Back to the pocket layout. Transfer the side profile onto transverse ribs and place the ribs into a prefabricated bed that is representative of the hull profile. I used all thread rod providing a method to adjust the transverse framing structure before placing a skin over the ribs. I'm not going into the details of creating all the curvatures in the profile, my skills with the English language aren't that good. I will state that the arc is based on a 24" diameter circle with a 6 1/2" wide flat area at the top to provide a flat, stable mounting platform for the strut and rudder packing gland. This keeps you from having to fabricate a strut with curvature in the based. The flat base in the top of the pocket diminishes as it transitions forward, down to around 2" wide at the shaft penetration face.

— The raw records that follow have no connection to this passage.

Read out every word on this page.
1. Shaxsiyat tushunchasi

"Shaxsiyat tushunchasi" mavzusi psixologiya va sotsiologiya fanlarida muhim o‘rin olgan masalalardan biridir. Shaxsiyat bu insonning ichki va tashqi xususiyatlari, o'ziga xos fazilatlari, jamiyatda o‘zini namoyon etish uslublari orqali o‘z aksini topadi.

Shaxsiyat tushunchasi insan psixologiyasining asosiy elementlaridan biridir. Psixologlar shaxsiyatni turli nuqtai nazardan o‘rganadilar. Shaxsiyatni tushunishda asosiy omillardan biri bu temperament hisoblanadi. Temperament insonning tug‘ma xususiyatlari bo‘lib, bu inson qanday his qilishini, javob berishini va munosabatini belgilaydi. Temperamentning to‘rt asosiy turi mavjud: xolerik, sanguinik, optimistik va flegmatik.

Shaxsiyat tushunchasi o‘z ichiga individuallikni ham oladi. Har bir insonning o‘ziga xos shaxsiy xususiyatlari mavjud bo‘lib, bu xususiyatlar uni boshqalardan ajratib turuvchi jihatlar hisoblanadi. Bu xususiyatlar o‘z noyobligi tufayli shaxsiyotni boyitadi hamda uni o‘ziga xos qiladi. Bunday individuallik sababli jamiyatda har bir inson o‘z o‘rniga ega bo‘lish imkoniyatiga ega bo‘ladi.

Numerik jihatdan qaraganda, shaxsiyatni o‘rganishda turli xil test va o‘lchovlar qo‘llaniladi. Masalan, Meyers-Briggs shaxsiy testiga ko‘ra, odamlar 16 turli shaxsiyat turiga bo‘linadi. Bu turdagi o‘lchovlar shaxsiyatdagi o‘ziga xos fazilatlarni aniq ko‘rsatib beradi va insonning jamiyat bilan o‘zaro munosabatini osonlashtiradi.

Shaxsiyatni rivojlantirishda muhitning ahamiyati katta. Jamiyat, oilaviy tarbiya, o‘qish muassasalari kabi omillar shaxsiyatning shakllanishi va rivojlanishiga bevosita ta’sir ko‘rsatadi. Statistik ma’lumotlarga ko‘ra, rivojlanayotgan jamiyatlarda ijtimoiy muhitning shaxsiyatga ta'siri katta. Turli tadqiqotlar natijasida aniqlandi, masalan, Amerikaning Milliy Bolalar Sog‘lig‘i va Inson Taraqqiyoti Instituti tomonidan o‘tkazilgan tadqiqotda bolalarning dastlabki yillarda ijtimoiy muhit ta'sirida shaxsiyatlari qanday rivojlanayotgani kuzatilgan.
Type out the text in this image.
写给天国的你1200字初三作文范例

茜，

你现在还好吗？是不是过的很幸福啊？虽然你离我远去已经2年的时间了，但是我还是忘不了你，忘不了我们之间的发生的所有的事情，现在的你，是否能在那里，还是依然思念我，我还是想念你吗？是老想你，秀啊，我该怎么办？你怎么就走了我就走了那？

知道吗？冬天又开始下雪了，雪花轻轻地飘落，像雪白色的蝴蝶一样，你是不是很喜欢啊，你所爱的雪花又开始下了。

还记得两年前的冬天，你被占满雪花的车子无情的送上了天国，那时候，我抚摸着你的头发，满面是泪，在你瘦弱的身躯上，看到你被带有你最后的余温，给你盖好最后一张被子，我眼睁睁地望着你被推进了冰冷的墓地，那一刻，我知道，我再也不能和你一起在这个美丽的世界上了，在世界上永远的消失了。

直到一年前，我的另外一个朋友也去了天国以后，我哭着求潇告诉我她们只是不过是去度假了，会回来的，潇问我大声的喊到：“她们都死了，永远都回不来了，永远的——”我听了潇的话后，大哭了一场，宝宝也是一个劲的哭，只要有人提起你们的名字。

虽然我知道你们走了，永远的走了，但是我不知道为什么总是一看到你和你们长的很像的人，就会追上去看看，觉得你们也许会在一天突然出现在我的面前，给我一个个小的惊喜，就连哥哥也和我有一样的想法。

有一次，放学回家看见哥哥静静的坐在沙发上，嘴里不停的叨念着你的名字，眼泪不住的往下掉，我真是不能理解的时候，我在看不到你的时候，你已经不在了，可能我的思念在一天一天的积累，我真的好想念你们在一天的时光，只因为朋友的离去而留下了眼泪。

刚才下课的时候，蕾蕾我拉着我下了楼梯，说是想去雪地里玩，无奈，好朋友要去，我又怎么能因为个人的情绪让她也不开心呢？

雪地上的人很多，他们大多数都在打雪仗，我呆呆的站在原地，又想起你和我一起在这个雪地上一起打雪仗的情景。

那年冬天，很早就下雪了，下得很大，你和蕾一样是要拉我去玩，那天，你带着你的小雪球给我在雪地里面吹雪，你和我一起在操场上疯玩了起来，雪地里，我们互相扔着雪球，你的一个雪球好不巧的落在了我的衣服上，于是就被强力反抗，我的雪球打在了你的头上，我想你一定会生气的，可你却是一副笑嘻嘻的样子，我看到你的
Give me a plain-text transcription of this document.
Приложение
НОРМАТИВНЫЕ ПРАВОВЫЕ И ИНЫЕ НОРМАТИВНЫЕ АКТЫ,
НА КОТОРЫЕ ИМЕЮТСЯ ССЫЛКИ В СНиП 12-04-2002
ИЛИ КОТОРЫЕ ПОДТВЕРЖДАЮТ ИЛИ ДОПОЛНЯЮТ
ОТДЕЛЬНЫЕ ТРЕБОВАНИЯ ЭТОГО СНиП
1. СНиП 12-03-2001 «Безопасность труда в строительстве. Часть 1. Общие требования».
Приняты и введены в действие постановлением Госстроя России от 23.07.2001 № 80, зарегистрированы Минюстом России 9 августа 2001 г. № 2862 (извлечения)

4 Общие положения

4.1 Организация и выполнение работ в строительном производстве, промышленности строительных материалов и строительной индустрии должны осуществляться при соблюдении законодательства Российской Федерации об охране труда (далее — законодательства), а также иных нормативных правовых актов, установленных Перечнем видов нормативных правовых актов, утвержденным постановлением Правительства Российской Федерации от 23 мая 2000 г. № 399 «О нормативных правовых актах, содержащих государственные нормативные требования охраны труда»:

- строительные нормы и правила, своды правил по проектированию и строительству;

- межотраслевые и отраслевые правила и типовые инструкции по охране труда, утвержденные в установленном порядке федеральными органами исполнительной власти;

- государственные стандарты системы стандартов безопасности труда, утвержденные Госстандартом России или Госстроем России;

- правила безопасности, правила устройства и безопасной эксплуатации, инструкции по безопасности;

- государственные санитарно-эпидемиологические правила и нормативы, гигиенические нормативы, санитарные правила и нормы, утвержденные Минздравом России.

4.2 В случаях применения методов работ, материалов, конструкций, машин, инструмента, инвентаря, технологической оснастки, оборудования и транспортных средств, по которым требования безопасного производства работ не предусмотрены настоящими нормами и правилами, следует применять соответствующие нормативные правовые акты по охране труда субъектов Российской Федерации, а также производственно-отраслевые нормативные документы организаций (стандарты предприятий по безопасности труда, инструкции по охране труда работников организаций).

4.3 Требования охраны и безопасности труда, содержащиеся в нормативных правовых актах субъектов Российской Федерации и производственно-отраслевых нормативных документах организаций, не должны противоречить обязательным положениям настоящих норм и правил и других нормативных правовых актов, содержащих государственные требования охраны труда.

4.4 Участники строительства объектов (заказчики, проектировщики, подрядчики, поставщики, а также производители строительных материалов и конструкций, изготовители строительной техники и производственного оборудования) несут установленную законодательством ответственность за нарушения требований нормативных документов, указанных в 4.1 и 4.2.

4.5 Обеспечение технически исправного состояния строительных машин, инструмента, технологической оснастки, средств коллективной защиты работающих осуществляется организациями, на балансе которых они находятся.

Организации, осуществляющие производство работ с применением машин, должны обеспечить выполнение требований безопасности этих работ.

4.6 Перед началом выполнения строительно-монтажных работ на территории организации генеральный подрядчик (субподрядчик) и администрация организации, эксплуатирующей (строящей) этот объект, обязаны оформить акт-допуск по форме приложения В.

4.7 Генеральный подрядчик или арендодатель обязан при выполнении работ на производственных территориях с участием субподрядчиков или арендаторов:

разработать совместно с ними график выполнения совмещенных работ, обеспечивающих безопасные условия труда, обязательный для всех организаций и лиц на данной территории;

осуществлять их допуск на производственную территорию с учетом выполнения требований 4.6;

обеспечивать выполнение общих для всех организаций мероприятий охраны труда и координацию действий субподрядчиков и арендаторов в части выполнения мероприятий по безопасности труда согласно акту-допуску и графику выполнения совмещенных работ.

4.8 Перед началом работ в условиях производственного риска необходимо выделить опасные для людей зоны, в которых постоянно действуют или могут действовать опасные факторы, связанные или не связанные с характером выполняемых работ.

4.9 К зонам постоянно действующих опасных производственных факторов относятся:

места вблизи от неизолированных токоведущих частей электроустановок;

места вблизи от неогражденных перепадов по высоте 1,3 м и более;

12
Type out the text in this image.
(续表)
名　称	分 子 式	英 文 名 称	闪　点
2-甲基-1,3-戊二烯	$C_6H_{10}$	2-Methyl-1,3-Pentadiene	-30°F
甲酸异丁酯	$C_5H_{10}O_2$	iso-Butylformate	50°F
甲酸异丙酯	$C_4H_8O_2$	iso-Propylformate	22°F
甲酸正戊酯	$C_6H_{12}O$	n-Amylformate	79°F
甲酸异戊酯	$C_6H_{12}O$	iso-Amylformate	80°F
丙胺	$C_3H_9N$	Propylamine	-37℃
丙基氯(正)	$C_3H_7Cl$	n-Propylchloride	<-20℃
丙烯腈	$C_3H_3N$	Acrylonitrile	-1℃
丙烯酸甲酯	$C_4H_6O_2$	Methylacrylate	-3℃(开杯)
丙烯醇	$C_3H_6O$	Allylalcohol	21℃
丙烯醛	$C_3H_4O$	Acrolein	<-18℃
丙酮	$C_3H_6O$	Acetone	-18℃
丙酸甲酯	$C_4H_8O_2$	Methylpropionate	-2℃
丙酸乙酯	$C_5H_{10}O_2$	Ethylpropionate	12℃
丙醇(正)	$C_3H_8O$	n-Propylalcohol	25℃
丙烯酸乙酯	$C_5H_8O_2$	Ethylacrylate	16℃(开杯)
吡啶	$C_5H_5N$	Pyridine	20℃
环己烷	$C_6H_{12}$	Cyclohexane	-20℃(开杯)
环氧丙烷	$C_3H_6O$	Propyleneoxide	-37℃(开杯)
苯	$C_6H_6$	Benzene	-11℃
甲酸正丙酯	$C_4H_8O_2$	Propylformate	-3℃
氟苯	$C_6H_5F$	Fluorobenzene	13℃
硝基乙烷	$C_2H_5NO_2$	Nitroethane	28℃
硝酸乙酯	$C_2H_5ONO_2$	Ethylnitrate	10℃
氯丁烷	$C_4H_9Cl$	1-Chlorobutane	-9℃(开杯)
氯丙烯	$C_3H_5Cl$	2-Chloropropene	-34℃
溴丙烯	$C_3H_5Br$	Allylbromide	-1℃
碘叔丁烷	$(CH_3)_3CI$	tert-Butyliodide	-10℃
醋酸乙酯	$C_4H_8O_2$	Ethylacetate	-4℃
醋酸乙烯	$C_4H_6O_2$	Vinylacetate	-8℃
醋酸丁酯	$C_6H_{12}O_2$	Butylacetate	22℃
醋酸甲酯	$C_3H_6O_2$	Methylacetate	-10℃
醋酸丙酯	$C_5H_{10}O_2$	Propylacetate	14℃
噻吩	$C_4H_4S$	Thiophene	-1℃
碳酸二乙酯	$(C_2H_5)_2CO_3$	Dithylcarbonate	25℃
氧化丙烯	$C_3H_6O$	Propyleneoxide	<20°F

The amount of buoyancy that this pocket will remove is estimated at 150-200 lbs, or approximately 25 gallons of displacement. This will be verified once the actual pocket is built by flipping it over and filling it with water....just count the gallons going in and multiple by 8lbs per gallon.
The plug is skinned with 1 1/2" x 1/8" plywood strips and covered with fiberglass. The plug is sanded smooth and primer is applied. The pictures of the plug below are sanded and primed, but the top coat of paint is yet to be applied. Once the top coat is on the plug it will be wet sanded and finished with 1200 grit paper.
The plug will require a mold release agent coating prior to laying the actual prop pocket onto the mold....gotta have a way to get it off.
Here is the pocket installation profile that I am using to install the pocket. This diagram makes a little sense of the "lip" surrounding the lower edge of the pocket insert mold. The lip provides a molded in recess to facilitate a tie-in on the exterior of the original hull. The insert becomes a monolithic element of the hull with tie-in's internally and externally....strong stuff. Although not the correct scale or shape and the interior tie-in will actually encapsulate the entire pocket, but the diagram provides the basic concept of the insert installation. Once the insert is fully encapsulated the pocket will be more than twice the thickness of the original bottom.
The completed pocket insert mold/plug. Still needs a bit of trimming and the application of mold release but it's pretty much ready to go. Initial fabrication of the pocket insert will include 8-10 layers of 20oz cloth saturated with a 1:1 epoxy laminating resin.